4. The method according to claim 1, wherein the load level is represented by an idleness rate or a congestion level.

5. The method according to claim 1, wherein the data packet is an Internet Protocol (IP) data packet.

6. A method for determining a TCP congestion window, comprising:

sending, by a TCP transmit end, a source data packet, and waiting to receive an acknowledgment (ACK) packet;

receiving, by the TCP transmit end, the ACK packet; and

determining, by the TCP transmit end, a TCP congestion window based on a load level carried in a header of the ACK packet.

7. The method according to claim 6, wherein the method for determining a TCP congestion window further comprises:

if the load level is less than or equal to 1, New TCP congestion window=Current congestion window*(1+(1−Load level)/Load level); or

if the load level is greater than 1, New TCP congestion window=Current congestion window/Load level.

8. A network node, comprising:

a communications interface;

at least one processor; and

a non-transitory computer-readable storage medium coupled to the at least one processor and storing programming instructions for execution by the at least one processor, wherein the programming instructions instruct the at least one processor to:

receive a data packet by using the communications interface;

obtain a load level of a corresponding first output port used to send the data packet, wherein a header of the data packet carries a load level of a path through which the data packet passes;

update the load level in the data packet based on the load level of the first output port; and

send the updated data packet by using the communications interface.

9. The network node according to claim 8, wherein the programming instructions instruct the at least one processor to update the load level in the data packet comprises:

programming instructions instructing the at least one processor to add to the header of the data packet, the load level of the corresponding first output port used to send the data packet.

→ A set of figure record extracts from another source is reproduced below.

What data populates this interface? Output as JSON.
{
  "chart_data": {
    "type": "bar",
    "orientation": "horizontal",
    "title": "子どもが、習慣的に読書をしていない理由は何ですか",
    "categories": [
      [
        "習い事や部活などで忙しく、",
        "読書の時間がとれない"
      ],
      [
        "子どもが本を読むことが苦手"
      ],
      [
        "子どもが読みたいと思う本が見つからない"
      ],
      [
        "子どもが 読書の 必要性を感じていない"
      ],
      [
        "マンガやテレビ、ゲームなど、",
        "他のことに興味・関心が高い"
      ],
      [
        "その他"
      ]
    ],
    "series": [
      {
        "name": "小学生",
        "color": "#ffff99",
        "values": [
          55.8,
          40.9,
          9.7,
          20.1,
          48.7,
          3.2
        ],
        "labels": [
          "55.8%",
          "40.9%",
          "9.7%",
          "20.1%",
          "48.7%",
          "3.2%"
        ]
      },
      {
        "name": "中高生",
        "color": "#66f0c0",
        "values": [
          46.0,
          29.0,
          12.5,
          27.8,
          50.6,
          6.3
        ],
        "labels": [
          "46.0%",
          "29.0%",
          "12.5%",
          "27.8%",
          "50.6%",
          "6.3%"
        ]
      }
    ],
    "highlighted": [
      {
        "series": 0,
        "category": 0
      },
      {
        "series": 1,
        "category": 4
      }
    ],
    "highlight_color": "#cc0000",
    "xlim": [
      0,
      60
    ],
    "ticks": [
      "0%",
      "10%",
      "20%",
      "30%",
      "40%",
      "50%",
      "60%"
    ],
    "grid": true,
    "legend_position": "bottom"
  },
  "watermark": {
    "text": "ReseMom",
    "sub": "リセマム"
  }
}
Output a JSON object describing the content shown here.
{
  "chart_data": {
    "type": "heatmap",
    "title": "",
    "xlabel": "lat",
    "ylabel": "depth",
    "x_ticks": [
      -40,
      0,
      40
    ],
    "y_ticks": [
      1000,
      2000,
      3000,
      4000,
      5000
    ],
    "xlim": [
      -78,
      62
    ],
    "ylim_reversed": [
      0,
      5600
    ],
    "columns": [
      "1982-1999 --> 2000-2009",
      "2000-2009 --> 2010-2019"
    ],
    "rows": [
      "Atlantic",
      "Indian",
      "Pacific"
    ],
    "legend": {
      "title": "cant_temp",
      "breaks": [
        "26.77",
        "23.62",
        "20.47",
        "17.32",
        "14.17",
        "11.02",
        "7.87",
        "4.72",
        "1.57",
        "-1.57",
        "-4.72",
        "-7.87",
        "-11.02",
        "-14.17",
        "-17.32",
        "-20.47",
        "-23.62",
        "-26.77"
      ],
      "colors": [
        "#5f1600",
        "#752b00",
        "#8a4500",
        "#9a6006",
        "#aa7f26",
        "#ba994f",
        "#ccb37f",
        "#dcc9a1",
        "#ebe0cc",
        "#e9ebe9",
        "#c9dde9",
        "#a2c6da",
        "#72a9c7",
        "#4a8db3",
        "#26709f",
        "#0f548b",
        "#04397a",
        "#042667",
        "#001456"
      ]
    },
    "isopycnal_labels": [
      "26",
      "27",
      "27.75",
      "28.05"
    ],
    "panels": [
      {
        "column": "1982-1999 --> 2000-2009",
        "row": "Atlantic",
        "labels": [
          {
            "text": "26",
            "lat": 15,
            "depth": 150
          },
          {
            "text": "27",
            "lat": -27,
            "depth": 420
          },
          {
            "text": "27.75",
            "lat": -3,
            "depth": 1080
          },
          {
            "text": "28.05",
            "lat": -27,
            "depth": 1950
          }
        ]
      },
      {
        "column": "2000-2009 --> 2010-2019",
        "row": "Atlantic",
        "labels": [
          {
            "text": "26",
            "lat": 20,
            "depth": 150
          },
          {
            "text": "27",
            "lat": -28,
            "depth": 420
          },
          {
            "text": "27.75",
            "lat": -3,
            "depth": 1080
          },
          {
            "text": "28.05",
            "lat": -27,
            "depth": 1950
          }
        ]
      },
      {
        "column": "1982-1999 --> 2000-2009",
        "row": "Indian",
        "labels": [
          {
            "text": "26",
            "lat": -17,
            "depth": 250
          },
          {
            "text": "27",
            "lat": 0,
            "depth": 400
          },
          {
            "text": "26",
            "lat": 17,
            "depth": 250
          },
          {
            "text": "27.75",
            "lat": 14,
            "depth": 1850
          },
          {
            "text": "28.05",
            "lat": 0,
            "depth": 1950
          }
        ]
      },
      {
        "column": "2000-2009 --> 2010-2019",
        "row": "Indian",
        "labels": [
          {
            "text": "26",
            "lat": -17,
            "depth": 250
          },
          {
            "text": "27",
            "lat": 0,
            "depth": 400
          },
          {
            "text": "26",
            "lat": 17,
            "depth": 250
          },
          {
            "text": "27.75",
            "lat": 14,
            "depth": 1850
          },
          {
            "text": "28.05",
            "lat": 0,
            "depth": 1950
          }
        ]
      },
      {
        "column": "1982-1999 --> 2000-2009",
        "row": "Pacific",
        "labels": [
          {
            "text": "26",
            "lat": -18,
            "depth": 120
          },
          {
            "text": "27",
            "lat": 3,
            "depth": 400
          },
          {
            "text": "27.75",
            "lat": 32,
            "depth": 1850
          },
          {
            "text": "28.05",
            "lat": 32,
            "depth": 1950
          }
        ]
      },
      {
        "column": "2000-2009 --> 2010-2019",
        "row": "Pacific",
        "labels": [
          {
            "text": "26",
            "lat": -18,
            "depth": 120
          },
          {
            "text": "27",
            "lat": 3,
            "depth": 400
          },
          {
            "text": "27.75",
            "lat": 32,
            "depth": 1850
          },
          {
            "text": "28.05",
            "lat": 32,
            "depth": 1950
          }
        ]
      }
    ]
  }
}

10. The network node according to claim 8, wherein the programming instructions instruct the at least one processor to update the load level in the data packet comprises:

programming instructions instructing the at least one processor to determine that the load level of the corresponding first output port used to send the data packet is higher than a load level in the header of the data packet; and

programming instructions instructing the at least one processor to replace the load level in the header of the data packet with the load level of the corresponding first output port used to send the data packet.

11. The network node according to claim 8, wherein the load level is represented by an idleness rate or a congestion level of the first output port.

12. The network node according to claim 8, wherein the data packet is an IP data packet.